Lecce Città Pubblica, che è un soggetto politico fondato direttamente dall’attuale primo cittadino alcuni anni addietro, sollecita dunque un’opera di vigilanza costante e puntuale da parte di Arpa e di Ispra, le agenzie regionali deputate al controllo del rispetto delle prescrizioni al progetto.
Già nella prima amministrazione Salvemini, la cui esperienza si interruppe dopo 18 mesi per il venir meno della maggioranza, si oppose al progetto di metanodotto approvando in consiglio comunale il parere negativo – era l’ottobre del 2017 – che poi l’assessora Miglietta portò a Roma in conferenza dei servizi insieme (dove si opposero anche tutti gli altri Comuni interessati). Prima di allora, ricorda Lecce Città Pubblica con riferimento all’amministrazione di centrodestra che ha governato fino alla primavera del 2017, “il Comune di Lecce aveva sempre disertato gli appuntamenti istituzionali e ignorato le richieste di pronunciamento”.

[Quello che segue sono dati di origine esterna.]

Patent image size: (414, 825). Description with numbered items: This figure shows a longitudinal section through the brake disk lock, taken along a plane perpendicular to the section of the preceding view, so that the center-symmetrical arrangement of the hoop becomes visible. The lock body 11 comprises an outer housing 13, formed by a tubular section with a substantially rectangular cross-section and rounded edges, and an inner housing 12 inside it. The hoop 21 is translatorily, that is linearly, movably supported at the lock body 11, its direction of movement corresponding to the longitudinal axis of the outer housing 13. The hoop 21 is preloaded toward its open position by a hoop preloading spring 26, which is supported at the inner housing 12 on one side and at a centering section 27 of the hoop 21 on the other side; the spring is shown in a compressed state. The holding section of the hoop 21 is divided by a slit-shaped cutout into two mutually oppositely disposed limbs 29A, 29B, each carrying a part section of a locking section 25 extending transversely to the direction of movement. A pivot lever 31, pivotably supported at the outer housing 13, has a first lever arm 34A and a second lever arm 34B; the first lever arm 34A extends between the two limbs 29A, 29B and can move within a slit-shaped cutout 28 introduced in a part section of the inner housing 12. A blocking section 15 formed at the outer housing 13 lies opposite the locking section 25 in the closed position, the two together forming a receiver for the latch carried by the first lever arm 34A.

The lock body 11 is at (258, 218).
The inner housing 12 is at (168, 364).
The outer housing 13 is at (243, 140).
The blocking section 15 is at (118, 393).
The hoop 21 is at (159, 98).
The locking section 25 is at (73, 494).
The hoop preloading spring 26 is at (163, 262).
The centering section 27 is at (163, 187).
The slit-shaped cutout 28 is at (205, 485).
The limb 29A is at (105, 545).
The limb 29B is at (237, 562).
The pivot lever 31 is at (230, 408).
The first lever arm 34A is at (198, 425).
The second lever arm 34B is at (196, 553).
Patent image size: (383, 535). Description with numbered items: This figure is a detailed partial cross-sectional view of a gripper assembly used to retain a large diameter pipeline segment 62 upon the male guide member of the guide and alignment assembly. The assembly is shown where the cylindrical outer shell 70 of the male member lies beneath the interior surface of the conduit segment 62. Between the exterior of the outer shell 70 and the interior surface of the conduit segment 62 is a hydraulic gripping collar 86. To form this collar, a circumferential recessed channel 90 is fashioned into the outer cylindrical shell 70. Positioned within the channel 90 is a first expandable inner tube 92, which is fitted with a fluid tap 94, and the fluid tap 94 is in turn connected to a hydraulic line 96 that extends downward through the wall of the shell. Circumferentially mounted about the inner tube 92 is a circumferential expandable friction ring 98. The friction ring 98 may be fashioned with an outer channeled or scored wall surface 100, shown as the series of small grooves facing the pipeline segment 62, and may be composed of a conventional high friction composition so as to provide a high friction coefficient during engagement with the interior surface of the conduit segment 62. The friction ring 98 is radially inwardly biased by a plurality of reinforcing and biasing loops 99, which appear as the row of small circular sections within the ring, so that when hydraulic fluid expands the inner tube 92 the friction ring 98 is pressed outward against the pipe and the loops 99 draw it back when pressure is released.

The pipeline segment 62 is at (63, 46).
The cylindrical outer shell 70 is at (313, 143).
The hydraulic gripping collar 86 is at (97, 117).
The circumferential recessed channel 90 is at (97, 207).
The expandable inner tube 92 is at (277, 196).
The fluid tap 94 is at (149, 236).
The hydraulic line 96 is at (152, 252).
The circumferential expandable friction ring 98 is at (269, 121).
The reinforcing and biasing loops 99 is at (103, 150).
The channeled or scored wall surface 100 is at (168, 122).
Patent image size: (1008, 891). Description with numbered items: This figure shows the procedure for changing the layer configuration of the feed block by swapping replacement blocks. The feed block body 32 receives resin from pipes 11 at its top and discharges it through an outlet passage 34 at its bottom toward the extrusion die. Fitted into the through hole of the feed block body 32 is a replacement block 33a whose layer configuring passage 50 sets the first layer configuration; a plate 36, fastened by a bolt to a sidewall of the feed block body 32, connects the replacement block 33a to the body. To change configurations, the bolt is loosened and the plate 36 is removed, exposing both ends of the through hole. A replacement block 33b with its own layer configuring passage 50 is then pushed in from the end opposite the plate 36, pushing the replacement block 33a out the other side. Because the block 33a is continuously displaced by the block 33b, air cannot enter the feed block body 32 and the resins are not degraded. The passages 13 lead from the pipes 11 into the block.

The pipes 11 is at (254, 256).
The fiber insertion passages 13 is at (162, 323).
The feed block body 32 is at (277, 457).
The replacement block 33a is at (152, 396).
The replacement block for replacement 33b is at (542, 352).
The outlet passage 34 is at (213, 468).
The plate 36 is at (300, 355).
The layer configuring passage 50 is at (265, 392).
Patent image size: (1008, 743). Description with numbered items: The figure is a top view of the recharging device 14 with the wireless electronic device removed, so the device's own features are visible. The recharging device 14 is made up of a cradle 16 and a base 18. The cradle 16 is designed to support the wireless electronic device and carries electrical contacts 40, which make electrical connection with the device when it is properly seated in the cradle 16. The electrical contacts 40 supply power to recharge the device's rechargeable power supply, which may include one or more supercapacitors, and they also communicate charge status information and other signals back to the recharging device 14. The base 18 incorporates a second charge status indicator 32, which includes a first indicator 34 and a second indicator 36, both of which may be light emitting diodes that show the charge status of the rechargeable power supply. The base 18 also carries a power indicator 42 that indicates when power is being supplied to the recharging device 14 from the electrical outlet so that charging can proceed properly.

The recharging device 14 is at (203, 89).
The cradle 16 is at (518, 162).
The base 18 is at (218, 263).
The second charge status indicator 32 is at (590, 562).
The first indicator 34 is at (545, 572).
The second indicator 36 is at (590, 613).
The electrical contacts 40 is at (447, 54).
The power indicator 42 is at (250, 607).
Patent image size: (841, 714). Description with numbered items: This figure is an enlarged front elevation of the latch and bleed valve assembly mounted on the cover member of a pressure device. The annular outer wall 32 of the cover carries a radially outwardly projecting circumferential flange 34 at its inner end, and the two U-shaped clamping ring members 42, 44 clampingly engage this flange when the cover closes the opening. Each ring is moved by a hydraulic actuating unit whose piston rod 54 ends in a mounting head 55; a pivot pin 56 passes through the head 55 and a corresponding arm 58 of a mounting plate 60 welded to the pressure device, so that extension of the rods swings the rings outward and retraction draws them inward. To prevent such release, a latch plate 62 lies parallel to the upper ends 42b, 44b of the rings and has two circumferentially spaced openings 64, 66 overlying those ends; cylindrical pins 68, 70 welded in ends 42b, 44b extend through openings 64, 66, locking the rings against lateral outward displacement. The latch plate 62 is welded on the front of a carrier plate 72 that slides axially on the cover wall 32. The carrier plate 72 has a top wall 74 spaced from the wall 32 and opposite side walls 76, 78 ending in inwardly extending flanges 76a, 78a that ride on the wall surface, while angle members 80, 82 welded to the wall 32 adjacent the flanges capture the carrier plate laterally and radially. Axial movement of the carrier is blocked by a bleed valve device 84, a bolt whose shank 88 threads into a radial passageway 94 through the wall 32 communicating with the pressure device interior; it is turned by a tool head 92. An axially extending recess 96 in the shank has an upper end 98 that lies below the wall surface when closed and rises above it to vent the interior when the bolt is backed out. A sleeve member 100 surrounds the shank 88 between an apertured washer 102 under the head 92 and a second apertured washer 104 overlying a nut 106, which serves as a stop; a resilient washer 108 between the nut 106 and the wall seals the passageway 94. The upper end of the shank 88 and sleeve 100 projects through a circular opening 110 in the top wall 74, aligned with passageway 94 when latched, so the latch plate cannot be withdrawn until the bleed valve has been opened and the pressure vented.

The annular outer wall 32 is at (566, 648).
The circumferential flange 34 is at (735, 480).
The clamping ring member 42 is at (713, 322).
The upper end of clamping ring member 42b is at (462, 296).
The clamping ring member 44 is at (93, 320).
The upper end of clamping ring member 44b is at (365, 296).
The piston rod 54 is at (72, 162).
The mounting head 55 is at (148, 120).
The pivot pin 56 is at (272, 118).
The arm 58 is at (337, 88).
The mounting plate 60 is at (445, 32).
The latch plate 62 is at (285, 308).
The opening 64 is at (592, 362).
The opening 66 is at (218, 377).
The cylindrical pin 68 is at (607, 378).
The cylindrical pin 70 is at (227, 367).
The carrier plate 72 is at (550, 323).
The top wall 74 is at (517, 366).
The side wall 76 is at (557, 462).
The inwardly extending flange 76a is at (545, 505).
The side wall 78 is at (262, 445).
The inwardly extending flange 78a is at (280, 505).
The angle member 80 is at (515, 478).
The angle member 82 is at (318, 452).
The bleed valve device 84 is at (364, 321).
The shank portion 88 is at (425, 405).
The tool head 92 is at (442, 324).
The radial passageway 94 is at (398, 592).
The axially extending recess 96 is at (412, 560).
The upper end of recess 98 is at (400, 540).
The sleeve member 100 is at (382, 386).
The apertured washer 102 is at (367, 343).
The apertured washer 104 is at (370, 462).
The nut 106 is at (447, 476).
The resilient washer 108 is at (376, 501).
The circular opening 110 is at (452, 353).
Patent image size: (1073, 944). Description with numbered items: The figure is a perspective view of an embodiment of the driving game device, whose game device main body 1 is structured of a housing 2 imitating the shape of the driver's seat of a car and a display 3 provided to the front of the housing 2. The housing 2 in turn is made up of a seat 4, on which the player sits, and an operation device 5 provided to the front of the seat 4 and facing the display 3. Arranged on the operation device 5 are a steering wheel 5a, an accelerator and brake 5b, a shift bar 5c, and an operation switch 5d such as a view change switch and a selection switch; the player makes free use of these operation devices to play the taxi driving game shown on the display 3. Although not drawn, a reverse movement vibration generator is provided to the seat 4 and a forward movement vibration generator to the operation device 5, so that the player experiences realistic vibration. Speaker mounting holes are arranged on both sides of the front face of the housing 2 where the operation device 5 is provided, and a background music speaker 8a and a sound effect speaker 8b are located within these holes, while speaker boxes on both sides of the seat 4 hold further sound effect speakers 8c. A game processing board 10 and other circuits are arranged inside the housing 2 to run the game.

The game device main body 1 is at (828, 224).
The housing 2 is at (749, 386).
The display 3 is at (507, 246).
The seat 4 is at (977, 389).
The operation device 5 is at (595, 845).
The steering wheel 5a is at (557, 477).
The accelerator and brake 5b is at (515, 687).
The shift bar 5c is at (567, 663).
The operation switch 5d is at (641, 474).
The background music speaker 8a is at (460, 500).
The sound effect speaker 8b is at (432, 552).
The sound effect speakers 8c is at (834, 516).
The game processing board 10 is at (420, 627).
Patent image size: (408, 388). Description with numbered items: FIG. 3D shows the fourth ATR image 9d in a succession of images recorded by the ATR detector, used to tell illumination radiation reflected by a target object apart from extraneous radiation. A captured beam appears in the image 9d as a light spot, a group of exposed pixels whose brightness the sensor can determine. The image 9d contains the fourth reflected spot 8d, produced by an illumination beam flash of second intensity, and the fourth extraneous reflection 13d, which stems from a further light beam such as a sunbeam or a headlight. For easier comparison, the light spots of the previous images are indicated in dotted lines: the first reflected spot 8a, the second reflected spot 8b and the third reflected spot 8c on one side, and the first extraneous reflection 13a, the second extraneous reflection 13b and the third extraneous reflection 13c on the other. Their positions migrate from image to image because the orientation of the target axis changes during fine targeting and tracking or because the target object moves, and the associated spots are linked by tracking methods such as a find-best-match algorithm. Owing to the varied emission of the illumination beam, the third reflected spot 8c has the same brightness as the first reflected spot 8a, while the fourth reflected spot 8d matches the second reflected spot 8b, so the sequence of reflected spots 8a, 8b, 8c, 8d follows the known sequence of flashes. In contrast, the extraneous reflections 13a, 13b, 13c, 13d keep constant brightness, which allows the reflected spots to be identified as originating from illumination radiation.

In quel parere si diceva che “l’unitarietà dei due metanodotti (Tap e Snam), pur distinti sotto il profilo dei soggetti proponenti e degli iter autorizzativi seguiti, assume un duplice profilo problematico nell’impatto del progetto nel territorio comunale di Lecce” e che “l’autonomia dei processi autorizzativi relativi agli impatti ambientali non ha determinato fino ad oggi un’analisi integrata degli impatti complessivi ed unitari, ovvero comprensiva degli effetti che si determinano su tutti i territori che sono contestualmente attraversati dai due metanodotti”.
Questa impostazione è stata ripresa anche in sede giudiziaria. Nella perizia commissionata a tre esperti nell’ambito dell’incidente probatorio sull’applicabilità o meno della normativa Seveso – più stringente di quella ordinaria – al progetto del terminale di ricezione, è stato messo nero su bianco che “il processo di Via doveva necessariamente tenere conto degli effetti cumulativi dei due progetti non solo per l’aspetto paesaggistico, ma in maniera più ampia sia per quanto riguarda la tutela della salute umana (anche a prescindere dall’applicazione della direttiva “Seveso” o meno) sia per quanto riguarda la tutela degli ecosistemi interferiti).